Wednesday, 12 June 2013

Stuart Franklin: Narcissus

"After having served three stressful years as president of Magnum Photos, always with a busy schedule of assignments, I felt there to be something missing: the time and space to think. Norway provided this and more", Stuart Franklin writes. And so, in autumn 2009, he moves into a small cabin beside a lake on the island of Otroya, home to about 2,000 people.

In Franklin's view, landscape photography as a genre "has not progressed much from eighteenth-century painting". A rather strange statement, I find, for there was no photography in the eighteenth-century. He also writes that landscape photography's early practitioners "stuck rigidly to the conventions of nineteenth century painting". That is very probably not limited to landscape photography but true for most early practitioners of photography in general. 
Stuart Franklin's goal is "to develop a more personal, subjective, and phenomenological approach to landscape." In the course of his Norwegian work he discovers what makes the landscape magical: "... the unexpected: the random and yet mysteriously purposeful order of things. So the resulting photograph has a greater openness and interest; it exists as a psychological landscape and not a mental exercise." Landscape photography doesn't need to mean capturing scenic views, it can also mean "documenting an experience of place". With this in mind, looking at the images in this book takes on quite unexpected dimensions.
His time in Norway taught Franklin that everything he needed was where he was. He didn't have to travel the world (or the whole island of Otroya) in search for pictures – they were before his eyes.

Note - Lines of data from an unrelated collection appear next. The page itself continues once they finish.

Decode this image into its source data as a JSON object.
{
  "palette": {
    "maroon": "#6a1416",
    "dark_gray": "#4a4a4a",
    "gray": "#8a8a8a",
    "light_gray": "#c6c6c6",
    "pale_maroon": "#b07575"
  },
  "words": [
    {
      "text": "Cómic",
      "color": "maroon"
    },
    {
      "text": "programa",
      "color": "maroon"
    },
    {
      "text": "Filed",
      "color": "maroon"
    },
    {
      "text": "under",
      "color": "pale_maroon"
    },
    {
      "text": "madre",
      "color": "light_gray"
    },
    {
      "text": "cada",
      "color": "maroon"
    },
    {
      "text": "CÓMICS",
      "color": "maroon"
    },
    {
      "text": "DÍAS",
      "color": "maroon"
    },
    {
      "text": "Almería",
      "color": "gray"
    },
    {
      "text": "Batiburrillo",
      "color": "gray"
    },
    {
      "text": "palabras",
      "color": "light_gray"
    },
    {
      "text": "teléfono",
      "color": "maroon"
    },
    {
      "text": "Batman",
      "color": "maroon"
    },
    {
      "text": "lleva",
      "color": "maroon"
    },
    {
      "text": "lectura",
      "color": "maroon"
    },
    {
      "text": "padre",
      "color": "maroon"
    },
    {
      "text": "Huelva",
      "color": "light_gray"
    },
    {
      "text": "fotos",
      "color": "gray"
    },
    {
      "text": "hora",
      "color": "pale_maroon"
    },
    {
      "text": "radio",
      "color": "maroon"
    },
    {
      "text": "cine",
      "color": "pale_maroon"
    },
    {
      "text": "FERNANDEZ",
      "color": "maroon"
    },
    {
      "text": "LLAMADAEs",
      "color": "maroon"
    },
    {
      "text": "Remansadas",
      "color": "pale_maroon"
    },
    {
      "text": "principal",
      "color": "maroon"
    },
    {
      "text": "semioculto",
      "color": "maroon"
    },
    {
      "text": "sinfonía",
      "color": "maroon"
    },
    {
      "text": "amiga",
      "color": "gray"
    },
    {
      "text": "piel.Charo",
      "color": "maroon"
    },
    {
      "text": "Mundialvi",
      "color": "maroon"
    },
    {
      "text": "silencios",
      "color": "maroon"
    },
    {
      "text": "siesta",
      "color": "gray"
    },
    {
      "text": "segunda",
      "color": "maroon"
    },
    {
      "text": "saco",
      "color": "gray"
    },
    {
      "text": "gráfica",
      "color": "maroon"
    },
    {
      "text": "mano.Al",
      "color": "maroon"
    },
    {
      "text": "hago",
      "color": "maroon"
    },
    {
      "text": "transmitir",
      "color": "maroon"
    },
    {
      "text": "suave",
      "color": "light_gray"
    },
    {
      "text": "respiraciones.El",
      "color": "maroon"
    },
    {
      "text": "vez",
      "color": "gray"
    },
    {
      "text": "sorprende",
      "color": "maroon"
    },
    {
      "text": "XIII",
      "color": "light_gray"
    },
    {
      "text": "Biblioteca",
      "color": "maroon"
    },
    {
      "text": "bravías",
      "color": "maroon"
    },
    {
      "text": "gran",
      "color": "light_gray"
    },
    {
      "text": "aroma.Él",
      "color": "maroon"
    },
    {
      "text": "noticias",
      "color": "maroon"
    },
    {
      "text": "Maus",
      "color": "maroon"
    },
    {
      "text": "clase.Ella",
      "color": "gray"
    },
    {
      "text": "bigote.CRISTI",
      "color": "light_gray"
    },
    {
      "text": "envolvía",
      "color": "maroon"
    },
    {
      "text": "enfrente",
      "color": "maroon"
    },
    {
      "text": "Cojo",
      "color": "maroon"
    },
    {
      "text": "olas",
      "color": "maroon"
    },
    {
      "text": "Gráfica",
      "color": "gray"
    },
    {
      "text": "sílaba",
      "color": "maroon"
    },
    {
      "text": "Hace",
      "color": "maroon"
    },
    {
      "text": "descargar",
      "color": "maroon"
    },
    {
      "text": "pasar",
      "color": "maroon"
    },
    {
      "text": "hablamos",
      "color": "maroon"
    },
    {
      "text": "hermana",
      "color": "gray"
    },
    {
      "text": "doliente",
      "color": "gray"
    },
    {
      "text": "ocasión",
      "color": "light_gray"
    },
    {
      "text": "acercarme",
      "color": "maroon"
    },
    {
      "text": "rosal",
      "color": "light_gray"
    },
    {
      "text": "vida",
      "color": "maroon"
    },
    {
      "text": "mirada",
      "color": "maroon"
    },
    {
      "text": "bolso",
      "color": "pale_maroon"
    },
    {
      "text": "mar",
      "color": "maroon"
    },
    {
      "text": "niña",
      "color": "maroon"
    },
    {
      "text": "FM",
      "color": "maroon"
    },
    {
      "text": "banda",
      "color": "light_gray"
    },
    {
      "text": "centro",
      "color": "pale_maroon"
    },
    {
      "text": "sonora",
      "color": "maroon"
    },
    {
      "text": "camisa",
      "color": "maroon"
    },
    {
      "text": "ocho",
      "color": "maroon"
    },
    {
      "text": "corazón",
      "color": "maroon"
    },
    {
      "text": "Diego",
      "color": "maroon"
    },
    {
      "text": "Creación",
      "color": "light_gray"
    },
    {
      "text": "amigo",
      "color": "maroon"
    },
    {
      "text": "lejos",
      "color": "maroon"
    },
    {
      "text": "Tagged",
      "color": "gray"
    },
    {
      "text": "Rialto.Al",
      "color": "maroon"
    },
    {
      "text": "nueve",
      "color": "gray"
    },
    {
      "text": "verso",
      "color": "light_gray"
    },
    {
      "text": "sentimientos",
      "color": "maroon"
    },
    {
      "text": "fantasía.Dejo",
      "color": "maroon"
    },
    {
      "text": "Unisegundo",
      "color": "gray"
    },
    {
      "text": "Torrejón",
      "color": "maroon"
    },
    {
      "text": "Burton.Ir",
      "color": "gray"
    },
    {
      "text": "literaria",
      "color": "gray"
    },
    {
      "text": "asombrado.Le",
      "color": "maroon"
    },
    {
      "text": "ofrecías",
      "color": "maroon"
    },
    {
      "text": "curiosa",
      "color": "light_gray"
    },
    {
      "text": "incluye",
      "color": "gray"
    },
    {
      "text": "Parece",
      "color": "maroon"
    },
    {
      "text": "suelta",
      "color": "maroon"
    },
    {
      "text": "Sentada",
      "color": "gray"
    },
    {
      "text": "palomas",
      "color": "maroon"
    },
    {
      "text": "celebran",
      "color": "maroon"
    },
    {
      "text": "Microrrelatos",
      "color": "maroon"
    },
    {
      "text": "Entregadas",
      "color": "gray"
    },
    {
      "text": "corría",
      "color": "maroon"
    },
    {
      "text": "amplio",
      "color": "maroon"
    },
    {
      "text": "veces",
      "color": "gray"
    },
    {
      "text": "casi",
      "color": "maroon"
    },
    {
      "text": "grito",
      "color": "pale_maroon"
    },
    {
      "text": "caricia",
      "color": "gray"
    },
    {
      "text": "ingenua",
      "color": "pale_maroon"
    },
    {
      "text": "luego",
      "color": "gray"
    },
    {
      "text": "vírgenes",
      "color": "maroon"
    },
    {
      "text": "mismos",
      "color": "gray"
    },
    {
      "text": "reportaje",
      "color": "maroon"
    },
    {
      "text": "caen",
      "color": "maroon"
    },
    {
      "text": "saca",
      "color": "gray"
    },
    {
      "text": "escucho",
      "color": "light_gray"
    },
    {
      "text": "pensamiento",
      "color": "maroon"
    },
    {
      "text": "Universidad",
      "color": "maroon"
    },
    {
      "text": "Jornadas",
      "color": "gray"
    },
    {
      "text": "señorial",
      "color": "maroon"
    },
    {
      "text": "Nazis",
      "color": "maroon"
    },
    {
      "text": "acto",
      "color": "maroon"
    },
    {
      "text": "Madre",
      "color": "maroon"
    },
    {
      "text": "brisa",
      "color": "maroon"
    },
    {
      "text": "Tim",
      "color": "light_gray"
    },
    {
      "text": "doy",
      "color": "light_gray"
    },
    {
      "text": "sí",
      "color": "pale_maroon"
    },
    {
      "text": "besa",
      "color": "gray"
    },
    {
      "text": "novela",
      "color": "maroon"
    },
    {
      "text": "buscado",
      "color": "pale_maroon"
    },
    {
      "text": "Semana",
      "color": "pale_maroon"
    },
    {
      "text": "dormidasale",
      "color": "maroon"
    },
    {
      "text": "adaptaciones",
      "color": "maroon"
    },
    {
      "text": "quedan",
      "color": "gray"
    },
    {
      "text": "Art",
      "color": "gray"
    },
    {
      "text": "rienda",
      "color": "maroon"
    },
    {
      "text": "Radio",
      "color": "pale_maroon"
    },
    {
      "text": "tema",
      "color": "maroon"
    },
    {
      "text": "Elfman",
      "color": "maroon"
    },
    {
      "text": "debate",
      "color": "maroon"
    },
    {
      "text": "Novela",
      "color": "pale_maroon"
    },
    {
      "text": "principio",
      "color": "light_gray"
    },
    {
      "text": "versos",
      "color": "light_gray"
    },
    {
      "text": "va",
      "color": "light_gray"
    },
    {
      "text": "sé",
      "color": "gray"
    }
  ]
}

Photographs cannot express the whole range of one's experience, they can only reveal vision. "The rest we have to imagine and the ambiguity of black-and-white photographs requires we imagine even more. This imagining is, for me, part of the pleasure of looking at photographs."

PS: I've asked myself why Franklin called his book "Narcissus". According to Merleau-Ponty and Lacan, "we see objects 'through the spectacles of memory' and narcissism, or a reflection upon one's own image, is a constitutive act in the production of a sense of self."